Sunderland mental health service expands to cope with Covid

Nicola Pallas of North Star Counselling CIC

A Sunderland counselling service with a mission to improve the mental health of its local community has expanded to reach more people reeling from the impact of the pandemic.

After working with specialists from the North East Business and Innovation Centre (BIC), Creative Minds – run by North Star Counselling CIC – has secured a total of £55,000 of grant funding targeted at helping the recovery of Covid-stricken communities.

The money – from sources including the National Lottery, Barbour Foundation, Hadrian Foundation, Postcode Lottery, Clothworkers’ Foundation and the Government – has allowed Creative Minds to grow its team to 11 counsellors. They are now delivering wide ranging, free support to children, adults and families struggling with issues including grief, anxiety, domestic abuse and suicide prevention.

Creative Minds was the first business to be born from the city’s Prospecting for Enterprise Initiative in 2019, a programme which aims to encourage start-ups in the west area of the city. The business was set up as a social enterprise by North Star Counselling Founder Nicola Pallas and fellow directors as a way to extend the services offered by their existing counselling business to those who otherwise could not afford to pay for private sessions.

Nicola said: “Our original motivation to set up Creative Minds as a social enterprise was to create a way to reach out to those who are in crisis and this has worked incredibly well when it came to responding to the pandemic.

“We’d not have been able to support our community in the same way if we’d not already put in the ground work with the BIC that allowed us to access funding for new services.

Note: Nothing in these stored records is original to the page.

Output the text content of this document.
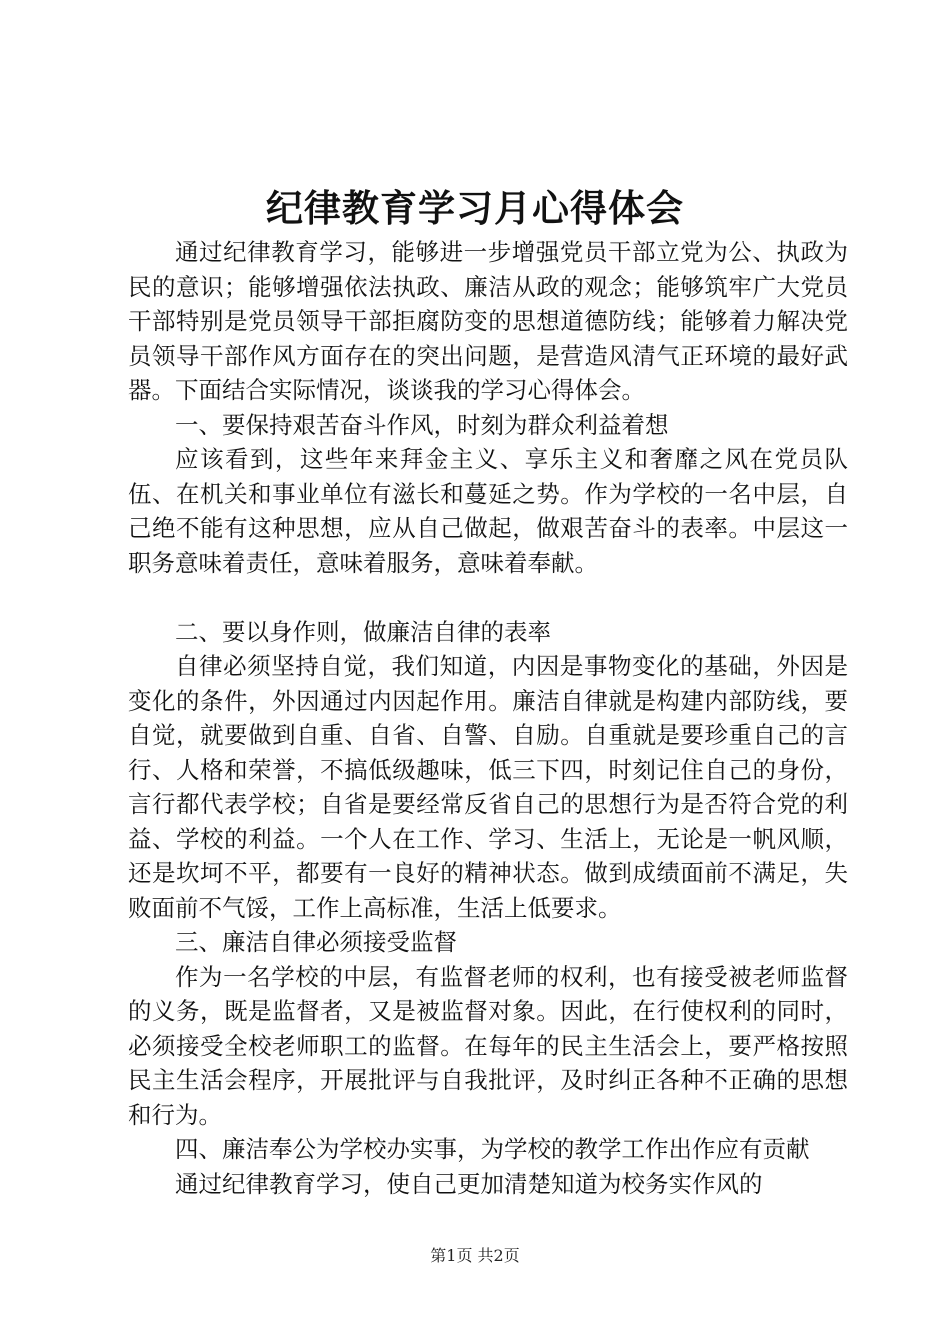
纪律教育学习月心得体会

通过纪律教育学习，能够进一步增强党员干部立党为公、执政为民的意识；能够增强依法执政、廉洁从政的观念；能够筑牢广大党员干部特别是党员领导干部拒腐防变的思想道德防线；能够着力解决党员领导干部作风方面存在的突出问题，是营造风清气正环境的最好武器。下面结合实际情况，谈谈我的学习心得体会。

一、要保持艰苦奋斗作风，时刻为群众利益着想

应该看到，这些年来拜金主义、享乐主义和奢靡之风在党员队伍、在机关和事业单位有滋长和蔓延之势。作为学校的一名中层，自己绝不能有这种思想，应从自己做起，做艰苦奋斗的表率。中层这一职务意味着责任，意味着服务，意味着奉献。

二、要以身作则，做廉洁自律的表率

自律必须坚持自觉，我们知道，内因是事物变化的基础，外因是变化的条件，外因通过内因起作用。廉洁自律就是构建内部防线，要自觉，就要做到自重、自省、自警、自励。自重就是要珍重自己的言行、人格和荣誉，不搞低级趣味，低三下四，时刻记住自己的身份，言行都代表学校；自省是要经常反省自己的思想行为是否符合党的利益、学校的利益。一个人在工作、学习、生活上，无论是一帆风顺，还是坎坷不平，都要有一良好的精神状态。做到成绩面前不满足，失败面前不气馁，工作上高标准，生活上低要求。

三、廉洁自律必须接受监督

作为一名学校的中层，有监督老师的权利，也有接受被老师监督的义务，既是监督者，又是被监督对象。因此，在行使权利的同时，必须接受全校老师职工的监督。在每年的民主生活会上，要严格按照民主生活会程序，开展批评与自我批评，及时纠正各种不正确的思想和行为。

四、廉洁奉公为学校办实事，为学校的教学工作出作应有贡献

通过纪律教育学习，使自己更加清楚知道为校务实作风的

第1页 共2页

They’ve been with us every step of the way from setting up our payroll to writing funding bids.”

Grants secured have allowed the counselling team to adapt the way it works to provide free online and telephone counselling sessions and workshops, as well as a range of programmes specifically focused on suicide prevention, grief and the mental health of young people.

Nicola said: “Covid is having a devastating impact of the mental health of people of all ages in our society. Isolation has heightened pre-existing struggles and has created new crisis points in children and adults alike.

“I feel incredibly proud of our team and what we are managing to do to bring some relief to those who are struggling. But it’s been a two-way process because our clients have helped us to get through these strange times too. We feel so connected to the community – there is so much community spirit out there.”

Creative Minds now aims to make more links with other partner organsations and charities to support their clients with mental health needs. Its core mission is to support families, children and adults who face lengthy waits for therapies – providing vital support in the meantime.

Kevin Marquis, Social Enterprise Manager at the BIC, said: “Creative Minds is a fantastic example of an ambitious social enterprise that is rising to the challenge of Covid-19 to help its community. It’s also a great example of how Prospecting for Enterprise is bringing about positive change to the people of Sunderland.”

The Prospecting for Enterprise Initiative delivered by the BIC, aims to reach as many people as possible who live in the Pallion, St Anne’s, Barnes, Silksworth, St. Chad’s and Sandhill areas and who have an idea to start up a business or want to explore self-employment. Advisers are also helping to strengthen voluntary organisations and support social entrepreneurs who want to do good in the neighbourhood.

Backed by Sunderland’s Community Led Local Development (CLLD) Programme, and the West Area Committee the programme will run until December 2021. The CLLD Programme is a five-year strategy aimed at delivering local jobs and economic growth, supported with funding from the 2014-2020 European Structural and Investment Funds Growth Programme.